The Getty’s search for a university with which to develop this graduate-level program began in the 1990s. Fortunately, Southern California is home to leading research universities both public and private, and after a series of meetings and exploratory discussions with several institutions, the University of California, Los Angeles (UCLA), was determined to be the right partner to develop this much-needed program. With facilities at both the Getty and UCLA, the program is administered through the Cotsen Institute of Archaeology at UCLA.

A young woman in a lab coat and gloves looks through plastic sheets at wooden artifacts.

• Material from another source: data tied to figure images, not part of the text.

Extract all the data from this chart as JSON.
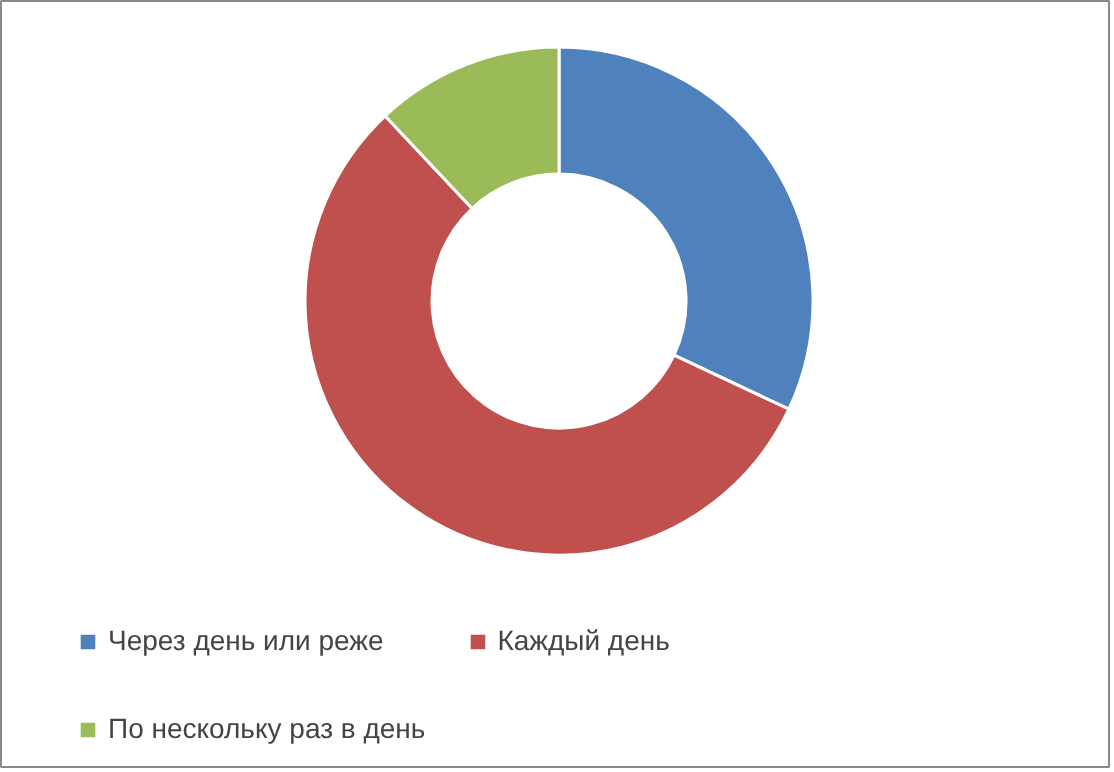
{
  "chart_data": {
    "type": "donut",
    "categories": [
      "Через день или реже",
      "Каждый день",
      "По нескольку раз в день"
    ],
    "values": [
      32,
      56,
      12
    ],
    "colors": [
      "#4f81bd",
      "#c0504d",
      "#9bbb59"
    ],
    "legend": "bottom"
  }
}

A graduate student in the UCLA-Getty program consolidating powdery paint on wood using a consolidant applied in a solvent vapor chamber. Photo: Vanessa Muros, UCLA/Getty Masters Program in the Conservation of Archaeological and Ethnographic Materials

The goal of the UCLA/Getty program is to provide students with a solid educational base and practical training in both archaeological and ethnographic materials, as well as an appreciation of the often-complex range of issues relating to significance, access, and use of these materials, which often sets them apart from fine art or historical materials. The program facilitates an understanding of the multiple values and meanings these materials may still have for indigenous populations, and fosters a sense of partnership with stakeholder communities in relevant aspects of conservation decision making

Now in its tenth year, and having graduated 32 new conservation professionals, the UCLA/Getty Program in Archaeological and Ethnographic Conservation, remains the only graduate-level academic conservation program on the West Coast and the only one in the United States to focus solely on archaeological and ethnographic materials.

We approached these initiatives in Los Angeles and Southern California the same way we have all of our work, wherever it is around the globe: We are guided by our mission to advance conservation practice. By working to preserve the world’s cultural heritage, we strive to strengthen civil society. It is at the center of all we do.